İBRAHİM YÜNCÜLER
Çukurova çiftçisinin mısırda fiyat beklediği bugünlerde Mersin Limanında yüklü miktarlarda ithal mısır olduğu ve piyasaya sürüleceği iddiaları gündeme gelirken İYİ Parti Mersin Milletvekili Burhanettin Kocamaz, bölgedeki mısır üreticisinin sorunlarını Türkiye Büyük Millet Meclisi (TBMM) gündemine taşıdı.
MERSİN’DEKİ ARAZİLERİN YÜZDE 21’İNDE TARIM YAPILIYOR
TBMM’de bir basın toplantısı gerçekleştiren Kocamaz, Mersin’in, tarihi ve doğal güzellikleriyle kültür ve turizm şehri olmasını yanı sıra önemli bir tarım şehri olduğunu anımsattı.
“Mersin’de 329 bin 666 hektar alanda, yani yüzölçümünün yaklaşık yüzde 21’lik bölümünde tarımsal üretim yapılmaktadır” diyen Kocamaz, “TÜİK verilerine göre Mersin, sadece bitkisel üretim bakımından 17 milyar TL’lik potansiyeli ile 2021 yılında Antalya ve Konya’dan sonra 3. sırada yer almıştır.
Mersin, yalnızca Türkiye için değil, dünyanın pek çok ülkesinde yaşayan insanlar için de tarımsal üretim yapmaktadır” dedi.
ÇİFTÇİ ALIN TERİNİN KARŞILIĞINI ALAMAZ HALE GELDİ
Bütün bu gayretlere rağmen, Mersinli üreticilerin ne yazık ki bu hükümet döneminde kazanamaz ve alın terinin karşılığı alamaz hale geldiğini söyleyen Burhanettin Kocamaz, “Tarımsal üretimde girdiler her geçen gün artmaktadır.
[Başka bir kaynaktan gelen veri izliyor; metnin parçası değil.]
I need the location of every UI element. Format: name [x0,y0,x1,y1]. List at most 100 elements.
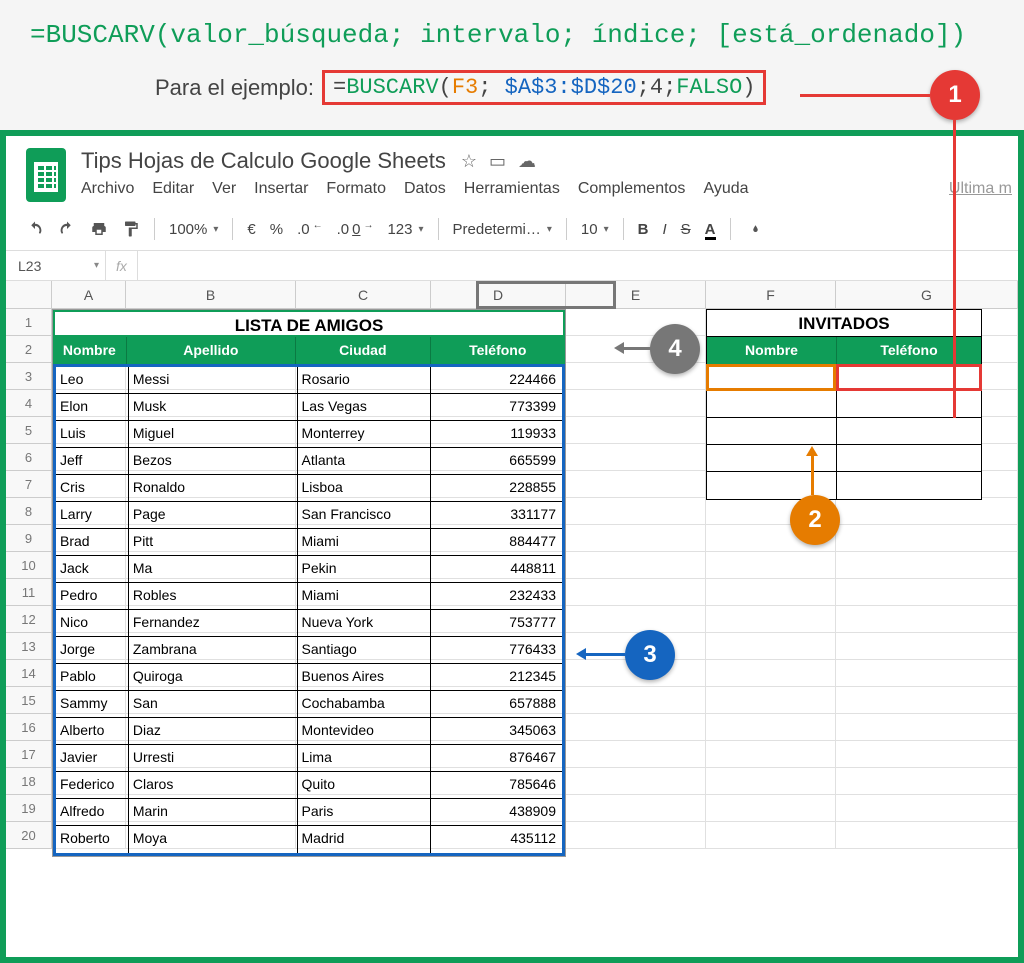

Tarım Ürünleri Üretici Fiyat Endeksi (Tarım ÜFE) Haziran ayında bir önceki aya göre yüzde 4,04, geçen yılın aynı ayına göre yüzde 57,93 artış göstermiş ve on iki aylık ortalamalara göre de yüzde 110,72 artmıştır.
Akaryakıta hemen hemen her gün, sabah akşam zam yapılmaya başlanmıştır.
Motorin üreticilerin en önemli girdilerinin başında gelmektedir.
Seçim öncesi 18,63 TL olan motorinin fiyatı 2,5 ayda iki katına çıkarak 36,47 TL olmuştur.
“ÜRETİCİLERİN KAZANMASI GEREKEN KAR TÜCCARA VE MARKETLERE GİTMEYE BAŞLADI”
Gübredeki yüzde 100’ün üzerindeki artış tarımsal üretimi tehdit etmeye başlamıştır.
Üreticiler tarlasına neredeyse gübre atamaz hale gelmiştir.
Sulama ve elektrik fiyatları altından kalkılmaz bir boyuta ulaşmıştır.
Hükümet tarafından izlenen yanlış tarım politikaları sonucu, tarla da ve bahçede girdi maliyetleri sürekli olarak artış gösterirken üretici elinde avcunda kalan evini ve traktörünü satarak borcunu ödemeye zorlanmaktadır.
Buna karşılık üreticinin kazancı artmak yerine sürekli olarak düşmüştür.
Hükümet politikalarıyla, üreticilerin kazanması gereken kar tüccara ve marketlere gitmeye başlamıştır” diye konuştu.
VERİLEN SÖZLERİ ANIMSATTI
Üreticiden 4 TL’ye alınan elmanın tüketiciye 49,95 TL’ye ulaştığına dikkat çeken Milletvekili Kocamaz, “Nakliye fiyatları almış başını gitmiştir. Bütün bunlara rağmen; üretici her yıl ‘seneye inşallah’ diyerek, hükümete ve verilen sözlere güvenmiş ve umutla ekmeye, üretmeye devam etmiştir.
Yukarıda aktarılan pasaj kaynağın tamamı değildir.